Why — The Irrelevant Question?
Why are we here? Why do we exist?
Reason.
Is there a reason behind all this?
Is someone making a plan for all the complexities?
Is it calculated, with a purpose in mind?
If it is so, then what mind has thought of this and why do that mind itself thinks, makes and exist?
Religion and Science have been perceived as two opposite ends of a string. And the tension between these two tugs has been phenomenally controversial.
There is no denying that there can be answers from both the fields. Whose to say what it is, above our nature and existence when we have hardly a respectable understanding of what is around us.
There are two trains to knowing- a slow train and a fast train.
The slow train is of science. As scientists and thinkers of every generation pick pieces of knowledge, try to join them and come up with theories and experiments to prove them, we advance our understanding of our world, really really slowly. The train of science stops at a lot of stations, just to make sure that in going to the next station, the train will not derail. That slow process makes science very reliable, in the long term.
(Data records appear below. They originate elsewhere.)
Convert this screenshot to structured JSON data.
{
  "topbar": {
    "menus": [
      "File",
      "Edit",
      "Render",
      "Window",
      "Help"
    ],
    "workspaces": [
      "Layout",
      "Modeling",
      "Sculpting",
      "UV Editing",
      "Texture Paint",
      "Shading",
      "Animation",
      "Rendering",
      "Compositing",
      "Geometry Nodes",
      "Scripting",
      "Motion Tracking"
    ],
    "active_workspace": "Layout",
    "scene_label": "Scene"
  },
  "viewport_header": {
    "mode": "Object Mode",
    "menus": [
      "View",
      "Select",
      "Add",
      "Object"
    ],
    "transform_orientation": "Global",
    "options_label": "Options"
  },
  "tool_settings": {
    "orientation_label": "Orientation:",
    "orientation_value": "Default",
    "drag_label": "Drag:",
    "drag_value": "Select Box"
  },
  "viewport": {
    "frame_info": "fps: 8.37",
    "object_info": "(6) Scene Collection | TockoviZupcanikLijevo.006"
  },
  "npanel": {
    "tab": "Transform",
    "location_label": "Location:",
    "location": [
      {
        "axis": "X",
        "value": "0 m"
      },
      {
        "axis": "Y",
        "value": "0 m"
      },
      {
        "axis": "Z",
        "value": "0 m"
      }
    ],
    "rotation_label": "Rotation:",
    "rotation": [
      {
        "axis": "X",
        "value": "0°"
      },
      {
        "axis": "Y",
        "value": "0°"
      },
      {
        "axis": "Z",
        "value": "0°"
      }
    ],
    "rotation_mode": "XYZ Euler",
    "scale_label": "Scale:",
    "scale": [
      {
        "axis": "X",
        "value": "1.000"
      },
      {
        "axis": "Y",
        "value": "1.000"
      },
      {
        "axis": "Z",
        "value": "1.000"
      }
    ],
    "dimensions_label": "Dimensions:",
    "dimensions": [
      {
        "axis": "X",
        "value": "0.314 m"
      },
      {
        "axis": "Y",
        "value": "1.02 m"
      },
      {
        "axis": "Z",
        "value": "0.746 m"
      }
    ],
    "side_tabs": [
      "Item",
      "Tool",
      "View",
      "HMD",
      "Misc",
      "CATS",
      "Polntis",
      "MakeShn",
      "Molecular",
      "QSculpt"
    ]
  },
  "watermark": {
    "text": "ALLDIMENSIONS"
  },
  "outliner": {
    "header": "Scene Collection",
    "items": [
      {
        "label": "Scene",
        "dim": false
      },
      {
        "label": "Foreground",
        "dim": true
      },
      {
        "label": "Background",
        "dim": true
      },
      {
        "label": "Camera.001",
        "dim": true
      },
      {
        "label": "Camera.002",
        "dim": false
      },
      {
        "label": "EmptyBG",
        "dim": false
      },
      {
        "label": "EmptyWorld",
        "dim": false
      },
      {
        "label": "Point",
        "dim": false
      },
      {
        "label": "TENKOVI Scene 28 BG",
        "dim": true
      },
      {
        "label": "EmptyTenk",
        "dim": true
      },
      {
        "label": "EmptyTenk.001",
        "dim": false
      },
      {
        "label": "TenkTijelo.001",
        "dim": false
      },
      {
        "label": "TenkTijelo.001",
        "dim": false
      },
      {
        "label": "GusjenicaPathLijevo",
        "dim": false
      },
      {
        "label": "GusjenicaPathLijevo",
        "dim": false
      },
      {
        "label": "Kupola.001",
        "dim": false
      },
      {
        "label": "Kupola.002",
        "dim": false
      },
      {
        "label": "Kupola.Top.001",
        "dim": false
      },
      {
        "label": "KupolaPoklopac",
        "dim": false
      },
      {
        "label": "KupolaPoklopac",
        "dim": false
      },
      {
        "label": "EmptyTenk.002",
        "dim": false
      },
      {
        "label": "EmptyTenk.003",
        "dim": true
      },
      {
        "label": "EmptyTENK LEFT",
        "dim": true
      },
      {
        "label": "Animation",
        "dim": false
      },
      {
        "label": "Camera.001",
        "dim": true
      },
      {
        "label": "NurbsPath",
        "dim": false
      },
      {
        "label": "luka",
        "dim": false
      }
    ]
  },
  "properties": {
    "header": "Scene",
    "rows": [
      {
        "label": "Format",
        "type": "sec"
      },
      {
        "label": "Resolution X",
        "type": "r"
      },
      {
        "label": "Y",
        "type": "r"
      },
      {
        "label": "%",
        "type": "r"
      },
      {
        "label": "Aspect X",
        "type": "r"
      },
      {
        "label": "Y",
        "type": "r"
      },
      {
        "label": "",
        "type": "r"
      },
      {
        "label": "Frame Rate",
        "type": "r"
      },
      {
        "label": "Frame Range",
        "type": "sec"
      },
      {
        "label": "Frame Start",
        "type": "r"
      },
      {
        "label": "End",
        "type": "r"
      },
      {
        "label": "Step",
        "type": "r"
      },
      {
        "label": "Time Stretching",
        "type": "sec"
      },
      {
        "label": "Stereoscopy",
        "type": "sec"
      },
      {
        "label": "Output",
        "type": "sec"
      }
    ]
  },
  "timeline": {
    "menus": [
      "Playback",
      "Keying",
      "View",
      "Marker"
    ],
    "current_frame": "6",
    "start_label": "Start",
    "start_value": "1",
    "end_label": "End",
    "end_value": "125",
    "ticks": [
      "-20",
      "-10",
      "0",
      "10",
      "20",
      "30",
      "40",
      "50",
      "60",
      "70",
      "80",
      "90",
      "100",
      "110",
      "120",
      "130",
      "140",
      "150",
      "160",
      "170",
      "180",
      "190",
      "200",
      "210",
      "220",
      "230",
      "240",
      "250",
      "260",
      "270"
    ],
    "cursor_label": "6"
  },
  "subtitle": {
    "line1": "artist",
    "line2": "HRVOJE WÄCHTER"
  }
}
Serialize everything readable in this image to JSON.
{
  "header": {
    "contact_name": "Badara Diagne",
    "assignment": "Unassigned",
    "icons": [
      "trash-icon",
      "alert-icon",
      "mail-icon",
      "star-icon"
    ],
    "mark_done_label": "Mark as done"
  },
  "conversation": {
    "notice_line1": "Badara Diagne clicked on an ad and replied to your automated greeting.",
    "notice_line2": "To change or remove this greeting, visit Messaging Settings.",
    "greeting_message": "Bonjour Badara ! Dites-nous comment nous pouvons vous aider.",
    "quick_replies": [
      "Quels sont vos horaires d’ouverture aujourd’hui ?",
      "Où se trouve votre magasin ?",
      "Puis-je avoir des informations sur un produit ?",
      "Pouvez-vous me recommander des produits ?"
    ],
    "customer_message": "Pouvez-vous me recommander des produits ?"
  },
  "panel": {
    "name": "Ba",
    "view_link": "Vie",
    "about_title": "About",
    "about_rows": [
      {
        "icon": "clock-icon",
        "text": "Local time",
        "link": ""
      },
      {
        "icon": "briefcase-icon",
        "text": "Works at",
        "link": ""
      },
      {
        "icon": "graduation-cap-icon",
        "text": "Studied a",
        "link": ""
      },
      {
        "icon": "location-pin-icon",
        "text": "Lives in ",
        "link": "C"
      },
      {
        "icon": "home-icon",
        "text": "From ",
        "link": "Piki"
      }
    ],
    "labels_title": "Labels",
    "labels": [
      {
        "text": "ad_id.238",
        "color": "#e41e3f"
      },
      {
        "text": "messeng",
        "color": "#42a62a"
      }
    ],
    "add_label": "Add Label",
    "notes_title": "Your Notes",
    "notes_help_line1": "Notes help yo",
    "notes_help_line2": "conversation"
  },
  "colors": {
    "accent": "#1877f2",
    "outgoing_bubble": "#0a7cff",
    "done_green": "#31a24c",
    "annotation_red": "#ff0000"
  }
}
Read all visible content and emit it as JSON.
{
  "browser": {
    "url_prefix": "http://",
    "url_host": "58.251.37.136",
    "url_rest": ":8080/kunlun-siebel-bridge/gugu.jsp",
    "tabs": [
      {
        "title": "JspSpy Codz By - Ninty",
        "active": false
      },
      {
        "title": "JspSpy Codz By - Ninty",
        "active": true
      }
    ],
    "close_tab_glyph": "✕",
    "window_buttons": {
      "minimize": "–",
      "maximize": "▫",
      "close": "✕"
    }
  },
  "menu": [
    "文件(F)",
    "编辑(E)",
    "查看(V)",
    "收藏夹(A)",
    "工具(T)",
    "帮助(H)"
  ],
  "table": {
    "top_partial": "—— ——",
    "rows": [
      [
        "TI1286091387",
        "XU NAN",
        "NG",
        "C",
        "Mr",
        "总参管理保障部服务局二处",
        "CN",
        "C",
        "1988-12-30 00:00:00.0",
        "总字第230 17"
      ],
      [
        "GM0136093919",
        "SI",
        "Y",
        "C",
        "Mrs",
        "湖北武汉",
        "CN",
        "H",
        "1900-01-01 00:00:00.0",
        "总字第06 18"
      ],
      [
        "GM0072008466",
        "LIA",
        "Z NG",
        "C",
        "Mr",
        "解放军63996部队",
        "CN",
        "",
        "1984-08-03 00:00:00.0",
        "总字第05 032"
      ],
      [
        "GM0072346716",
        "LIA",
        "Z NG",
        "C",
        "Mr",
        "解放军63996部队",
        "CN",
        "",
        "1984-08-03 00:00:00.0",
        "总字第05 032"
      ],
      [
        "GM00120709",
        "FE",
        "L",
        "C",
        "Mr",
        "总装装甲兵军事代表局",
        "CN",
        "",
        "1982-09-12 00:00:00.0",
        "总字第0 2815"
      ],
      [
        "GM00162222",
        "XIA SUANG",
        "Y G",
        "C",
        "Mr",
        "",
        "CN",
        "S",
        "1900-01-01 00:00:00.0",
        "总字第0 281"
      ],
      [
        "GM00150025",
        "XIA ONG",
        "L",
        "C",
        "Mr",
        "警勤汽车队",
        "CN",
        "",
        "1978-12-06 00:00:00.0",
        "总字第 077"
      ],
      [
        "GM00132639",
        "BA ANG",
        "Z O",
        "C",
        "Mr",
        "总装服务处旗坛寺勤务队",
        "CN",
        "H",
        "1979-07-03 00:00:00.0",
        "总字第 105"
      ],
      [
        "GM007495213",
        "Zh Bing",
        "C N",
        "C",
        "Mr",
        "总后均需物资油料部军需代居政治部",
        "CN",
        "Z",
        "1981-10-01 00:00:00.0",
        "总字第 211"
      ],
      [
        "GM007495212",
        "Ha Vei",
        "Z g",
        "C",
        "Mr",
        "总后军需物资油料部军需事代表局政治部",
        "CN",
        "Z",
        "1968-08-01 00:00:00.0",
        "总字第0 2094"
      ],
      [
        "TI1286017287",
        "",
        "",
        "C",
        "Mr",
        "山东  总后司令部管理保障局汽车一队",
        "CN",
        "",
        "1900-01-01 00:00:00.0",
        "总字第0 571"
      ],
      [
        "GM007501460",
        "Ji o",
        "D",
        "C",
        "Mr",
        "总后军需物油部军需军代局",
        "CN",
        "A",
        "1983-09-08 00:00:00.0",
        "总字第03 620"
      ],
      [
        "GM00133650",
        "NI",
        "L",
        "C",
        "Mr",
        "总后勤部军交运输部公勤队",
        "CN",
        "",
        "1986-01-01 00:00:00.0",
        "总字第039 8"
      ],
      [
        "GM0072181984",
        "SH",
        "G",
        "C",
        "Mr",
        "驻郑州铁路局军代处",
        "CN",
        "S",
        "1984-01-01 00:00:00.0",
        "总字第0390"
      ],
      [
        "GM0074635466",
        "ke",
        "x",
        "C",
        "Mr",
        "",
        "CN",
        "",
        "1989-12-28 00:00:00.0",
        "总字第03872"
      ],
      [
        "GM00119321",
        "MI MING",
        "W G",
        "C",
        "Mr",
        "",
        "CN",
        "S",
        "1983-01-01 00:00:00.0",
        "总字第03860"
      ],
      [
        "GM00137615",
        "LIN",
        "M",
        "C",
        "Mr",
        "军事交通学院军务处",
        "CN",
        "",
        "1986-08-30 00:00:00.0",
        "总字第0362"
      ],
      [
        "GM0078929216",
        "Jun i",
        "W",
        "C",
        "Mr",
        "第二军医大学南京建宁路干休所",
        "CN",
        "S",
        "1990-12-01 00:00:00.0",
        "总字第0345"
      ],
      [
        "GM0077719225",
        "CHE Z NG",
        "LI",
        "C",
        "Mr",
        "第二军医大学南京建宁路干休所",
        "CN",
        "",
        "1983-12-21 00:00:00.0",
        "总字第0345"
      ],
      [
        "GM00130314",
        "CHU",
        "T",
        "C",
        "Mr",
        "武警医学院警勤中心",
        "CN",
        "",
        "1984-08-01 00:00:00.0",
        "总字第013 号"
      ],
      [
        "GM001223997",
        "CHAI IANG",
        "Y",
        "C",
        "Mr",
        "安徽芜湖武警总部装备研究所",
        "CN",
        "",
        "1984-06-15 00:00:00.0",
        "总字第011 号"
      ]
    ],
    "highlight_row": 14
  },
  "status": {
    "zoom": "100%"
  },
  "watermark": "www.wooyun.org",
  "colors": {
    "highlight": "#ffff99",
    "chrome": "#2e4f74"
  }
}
The fast train is of religion. Very easy and very imaginative. One day you wake up and tell yourself that everything is there because a ‘being’ much larger than us thought of it and made it. And then you go to sleep. The train of religion has no stops, it is so fast that it seems it’s not moving at all. The fast process of religion ensures that humans don’t feel uneasy with our gaps in understanding the world. Since God is the answer to everything. (Partly the reason why theists are so satisfied with life)
But out of all this, one must not deviate from the question. It is far more important than the process or the train you take to reach the answer of it. Why is a very powerful question. To understand its vastness one must first accept a few things.
We don’t know why we all are here at this particular time?
We know a little about our planet and the universe but not why it started.
It is as if one fine day, all matter came into existence out of nowhere and time was invented with it. What was before it or what this universe resides in, are perplexing questions. And no matter how much you try to find the outer peel of this, there will always be one more peel to answer.
The universe is here because of a random expansion then what made the expansion and in which box did that expansion happen and then what is the box or where is it and why is the box existing and if that box was made by God with many many universes in it like ours, then who made God and how did (s)he came into existence and if so then why was God made? And so on and on.
It is a fun exercise to do. How many layers can you find of this space we exist in? And as you go further and further, the urge to know the last layer increases ever so compoundly.
And that is the urge which powers human intellect and its questions. Whether that urge powers religion or science is a different matter. But the question is in itself too huge to be seen easily by humans. We spend our lifetimes in this feeble and purposeless existence knowing nothing of the far beyond. We seldom think deeply of why these atoms and this time and this space exists? Why after all, this very matter, in this very space, and at this very time? Why?